The sound effects on the other hand, mostly just annoyed me. The sound effects consisted of the clinking and sliding of the stones onto the gameboard. In some ways, it may have added a sense of realism to the game, however, I could have really done without these sounds. Fortunately, the sounds and music are controlled separately, so I was able to keep the music active while turning off the sounds.
Instructions: Like the other games in the GameBox series, GameBox Asia II offers an excellent introduction to each game. Once you have chosen the game you wish to play, simply tap the Help button. The game will then provide a narrative describing the background and history of the game, as well as the basic rules. Of course, you are still on your own to learn more of the strategy.
Save: GameBox Asia II offers an extremely simple save feature. All you have to do to save is exit the game. The next time you begin, you will be given the option of starting a new game or continuing your saved game. Select continue to pick up exactly where you left off.
Conclusion: It should be no secret by now that I am a huge fan of board games.
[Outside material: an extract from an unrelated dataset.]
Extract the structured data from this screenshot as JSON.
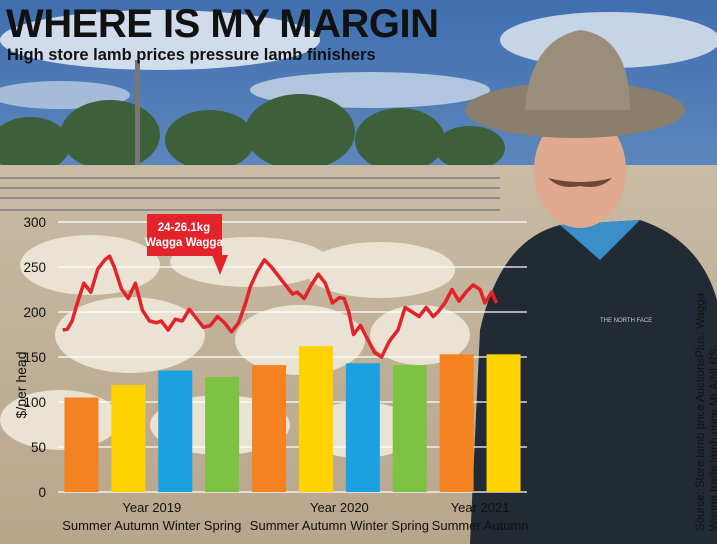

I love playing the actual “hardcopy” versions, and I also love playing them on my Sprint Mogul. I was thrilled to find GameBox Asia II, which contains two classic, but little known on this side of the world, Chinese games. Both are exceptionally well constructed and provided a fantastic diversion from the daily train ride home. My only regret (if I have one) is that it contained only two games. As well made as they were, they left me wanting more.
What I liked: The game features two fantastic games for the price of one, both with very well designed and game appropriate graphics.
What Needs Improvement: I would have liked the GameBox to contain more games. Sound effects were not terribly strong.